Too SmartGrid for Our Own Good
This so-called “smartgrid” technology is a disaster waiting to happen:
The hurried deployment of smart-grid technology could leave critical infrastructure and private homes vulnerable to hackers. Security experts at the Black Hat conference in Las Vegas last week warned that smart-grid hardware and software lacks the necessary safeguards to protect against meddling.
Utilities are being encouraged to install this smart-grid technology–network-connected devices to help intelligently monitor and manage power usage–through funding from the U.S. government’s 2009 stimulus package. The smart systems could save energy and automatically adjust usage within homes and businesses.

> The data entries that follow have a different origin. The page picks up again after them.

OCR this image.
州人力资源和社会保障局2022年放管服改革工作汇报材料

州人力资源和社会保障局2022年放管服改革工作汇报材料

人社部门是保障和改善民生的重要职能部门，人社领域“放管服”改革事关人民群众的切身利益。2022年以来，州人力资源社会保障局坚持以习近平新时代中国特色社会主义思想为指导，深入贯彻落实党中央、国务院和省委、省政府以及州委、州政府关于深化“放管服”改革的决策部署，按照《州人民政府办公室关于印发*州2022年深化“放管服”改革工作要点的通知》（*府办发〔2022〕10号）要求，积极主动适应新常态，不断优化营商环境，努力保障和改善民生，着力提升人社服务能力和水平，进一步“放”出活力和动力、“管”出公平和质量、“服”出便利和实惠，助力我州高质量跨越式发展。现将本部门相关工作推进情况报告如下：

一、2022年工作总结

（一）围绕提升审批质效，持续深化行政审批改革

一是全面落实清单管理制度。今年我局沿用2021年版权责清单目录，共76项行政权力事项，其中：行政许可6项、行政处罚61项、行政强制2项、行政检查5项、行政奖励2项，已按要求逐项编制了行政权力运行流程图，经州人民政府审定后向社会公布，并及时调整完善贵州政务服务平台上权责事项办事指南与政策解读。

Customers might, for example, agree to let a utility remotely turn off their air conditioners at times of peak use in exchange for a discount.
But to receive the stimulus money, utilities will have to install new devices across their entire customer base quickly. Security experts say that this could lead to problems down the road–as-yet-unknown vulnerabilities in hardware and software could open up new ways for attackers to manipulate equipment and take control of the energy supply.
Security against hackers is only the first problem of networking home power systems in such detail as to allow the remote control of individual appliances — via wireless networks, no less. Once the system is in place, it won’t be long until governments begin claiming authority over what runs when in your home and perhaps developing profiles of particular behavior.
That latter possibility is too vague, as yet, for anything more concrete than conjecture, but one can imagine the suspicion aroused by a late-night load of laundry or bureaucratic clucking about an overused coffee machine.